Bogart and Lupino in a scene that's Totally Not In The Movie. |
They Drive By Night (1940) is a circus sideshow freak of a movie, really two movies grafted together at the hip, with one of them significantly better and more interesting than the other. Both are directed by Raul Walsh, so there’s no nonsense and a good deal of noir style to hold the whole Frankenstein-monster-creation together. But the guts are all in he first half.
The first movie stars George Raft and Humphrey Bogart as a pair of brother truck drivers trying to get ahead in a system that is skewed badly against them. The subject matter gives the thing a unique flavor and allows for some arresting scenes -- for once, Raft and Bogart aren’t playing gangsters, but tough honest Joes who just want a good life and have chosen a bad game to get it.
Raft spends his half of this first movie with black make-up smeared under his eyes to show how tired he is. Bogart, as one of the supporting players points out, spends a lot of time asleep... and when he isn’t asleep he’s complaining about not being asleep. He is allowed to wake up just about long enough to lend sone strong-arm tactics when an unscrupulous employer refuses to pay them. When you get to scenes like that, you see the wisdom in keeping him asleep... because when Bogart’s awake, you’re hardly aware that Raft is even on the screen.
It’s hard to believe that in 1940 Bogart was still a second fiddle, getting fourth billing here and essentially evaporating in the movie’s second half. He has one terrific scene, in which he gives Ann Sheridan a burning X-Ray look, and follows it up with a Raft two-step as both men examine her chassis. How is it that, even after this picture, the studio brass still didn’t see Bogart’s commanding star power. It wasn’t until a year later that Bogart got his breakthrough role with Ida Lupino in High Sierra.
Things are going pretty tough for our boys... so when the circumstances suddenly seem to take a turn for the better and things start to look up for them at the midway point of the picture, you know it isn’t going to last. And you don’t have to wait long. Not sixty seconds after finally paying off their truck, Bogart falls asleep at the wheel and sends it and him crashing through the guardrail and into one of those omnipresant California gullies.

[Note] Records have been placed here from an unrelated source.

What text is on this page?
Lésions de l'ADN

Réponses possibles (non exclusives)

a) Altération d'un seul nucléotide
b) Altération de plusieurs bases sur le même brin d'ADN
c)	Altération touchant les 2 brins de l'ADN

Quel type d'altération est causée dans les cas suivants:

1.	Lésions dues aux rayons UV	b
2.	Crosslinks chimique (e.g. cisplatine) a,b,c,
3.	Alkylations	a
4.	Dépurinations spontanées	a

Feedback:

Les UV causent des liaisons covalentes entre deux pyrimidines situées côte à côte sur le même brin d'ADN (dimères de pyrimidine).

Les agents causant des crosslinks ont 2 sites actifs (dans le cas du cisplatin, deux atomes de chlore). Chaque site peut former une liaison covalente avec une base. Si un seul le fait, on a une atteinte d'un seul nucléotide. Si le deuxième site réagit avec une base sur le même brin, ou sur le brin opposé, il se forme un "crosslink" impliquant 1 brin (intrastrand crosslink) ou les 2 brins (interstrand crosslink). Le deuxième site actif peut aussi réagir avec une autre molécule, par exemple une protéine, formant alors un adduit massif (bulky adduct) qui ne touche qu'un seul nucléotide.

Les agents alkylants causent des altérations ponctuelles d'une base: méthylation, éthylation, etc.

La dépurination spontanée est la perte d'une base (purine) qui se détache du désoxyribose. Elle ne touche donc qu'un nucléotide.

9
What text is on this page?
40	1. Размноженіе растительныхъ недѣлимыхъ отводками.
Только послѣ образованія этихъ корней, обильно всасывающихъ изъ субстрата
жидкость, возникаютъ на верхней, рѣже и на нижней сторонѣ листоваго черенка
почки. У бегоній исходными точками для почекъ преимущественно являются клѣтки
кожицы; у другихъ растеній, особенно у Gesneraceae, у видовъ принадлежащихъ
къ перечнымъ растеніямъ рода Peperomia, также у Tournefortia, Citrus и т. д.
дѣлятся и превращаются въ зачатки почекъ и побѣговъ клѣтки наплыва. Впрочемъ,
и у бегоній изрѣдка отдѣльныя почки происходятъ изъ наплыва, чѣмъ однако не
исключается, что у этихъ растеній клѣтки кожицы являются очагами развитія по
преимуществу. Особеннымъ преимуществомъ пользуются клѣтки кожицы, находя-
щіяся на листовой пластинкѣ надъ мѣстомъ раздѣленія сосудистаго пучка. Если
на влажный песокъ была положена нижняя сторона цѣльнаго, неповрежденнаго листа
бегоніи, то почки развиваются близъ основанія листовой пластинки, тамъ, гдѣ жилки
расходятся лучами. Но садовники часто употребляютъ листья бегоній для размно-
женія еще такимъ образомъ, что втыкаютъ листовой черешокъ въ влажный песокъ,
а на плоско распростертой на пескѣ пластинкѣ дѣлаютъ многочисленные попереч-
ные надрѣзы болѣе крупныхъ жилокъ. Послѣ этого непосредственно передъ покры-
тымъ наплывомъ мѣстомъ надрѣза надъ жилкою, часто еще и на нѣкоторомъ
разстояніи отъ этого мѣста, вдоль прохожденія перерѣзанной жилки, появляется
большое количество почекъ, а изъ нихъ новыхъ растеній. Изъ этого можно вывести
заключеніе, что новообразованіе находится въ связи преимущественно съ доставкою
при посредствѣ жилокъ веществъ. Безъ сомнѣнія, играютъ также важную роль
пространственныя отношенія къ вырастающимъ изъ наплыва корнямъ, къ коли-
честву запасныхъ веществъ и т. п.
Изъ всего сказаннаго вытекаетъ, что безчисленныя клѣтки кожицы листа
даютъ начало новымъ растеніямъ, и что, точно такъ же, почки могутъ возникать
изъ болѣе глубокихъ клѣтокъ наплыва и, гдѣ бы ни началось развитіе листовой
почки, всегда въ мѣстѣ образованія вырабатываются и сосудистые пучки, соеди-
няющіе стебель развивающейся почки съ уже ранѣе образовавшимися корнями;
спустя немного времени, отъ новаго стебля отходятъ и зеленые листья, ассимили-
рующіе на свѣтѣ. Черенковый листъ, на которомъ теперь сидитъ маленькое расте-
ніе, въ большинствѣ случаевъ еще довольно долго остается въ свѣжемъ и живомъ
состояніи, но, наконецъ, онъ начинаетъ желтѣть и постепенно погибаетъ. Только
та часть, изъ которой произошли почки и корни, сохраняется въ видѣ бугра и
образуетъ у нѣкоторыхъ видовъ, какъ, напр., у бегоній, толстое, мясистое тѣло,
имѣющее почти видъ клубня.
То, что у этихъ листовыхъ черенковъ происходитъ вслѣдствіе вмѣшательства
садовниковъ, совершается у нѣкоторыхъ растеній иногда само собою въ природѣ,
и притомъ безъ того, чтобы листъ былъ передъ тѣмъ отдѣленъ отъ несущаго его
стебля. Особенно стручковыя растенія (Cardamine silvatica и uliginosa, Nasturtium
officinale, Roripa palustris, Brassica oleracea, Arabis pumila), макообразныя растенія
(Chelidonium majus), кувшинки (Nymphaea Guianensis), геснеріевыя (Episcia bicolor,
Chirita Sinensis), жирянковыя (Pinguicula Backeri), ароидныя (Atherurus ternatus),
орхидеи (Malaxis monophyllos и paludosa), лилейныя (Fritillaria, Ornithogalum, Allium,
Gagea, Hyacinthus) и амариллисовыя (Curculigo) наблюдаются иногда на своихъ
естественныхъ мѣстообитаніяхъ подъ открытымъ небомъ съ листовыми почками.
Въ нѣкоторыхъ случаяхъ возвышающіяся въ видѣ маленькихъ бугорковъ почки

Just when you think the picture is on the verge of displaying its Social Consciousness, that’s when it takes an abrupt U-Turn and becomes Movie Number Two. The second movie stars Ida Lupino in one of her first big roles, and it’s strictly a Noir Potboiler, baby, about a young spoiled wife in a bad marriage who soon bumps off her husband (the uncannily Skipper-like Alan Hale Sr) and then frames Raft for the crime when he spurns her advances. Never fear; the murderous wife has an irrational fear of mechanical doors, and thanks to a completely nonsensical set of circumstances she wigs out on the stand, in time to make a full confession, save Raft from the chair, and allow Sheridan to close out the whole movie with a joking wink at the camera!
Lupino looks alarmingly young here; but she takes control of the movie and never lets go, even during a witness-stand breakdown that any actress could be justifiably nervous about pulling off.
There’s a lot to admire about They Drive By Night, and if its dark first half had been allowed too play out realistically we might even be remembering it as a classic today. As it is, it’s a full-blooded curiosity, half involving and humane, half entertaining and featherlight. You come away wondering what really would have happened to those two cursed brothers in the first half -- and then when you think about it, you realize why the studio took it off on a different tangent: because the truth might have been too hard to bear.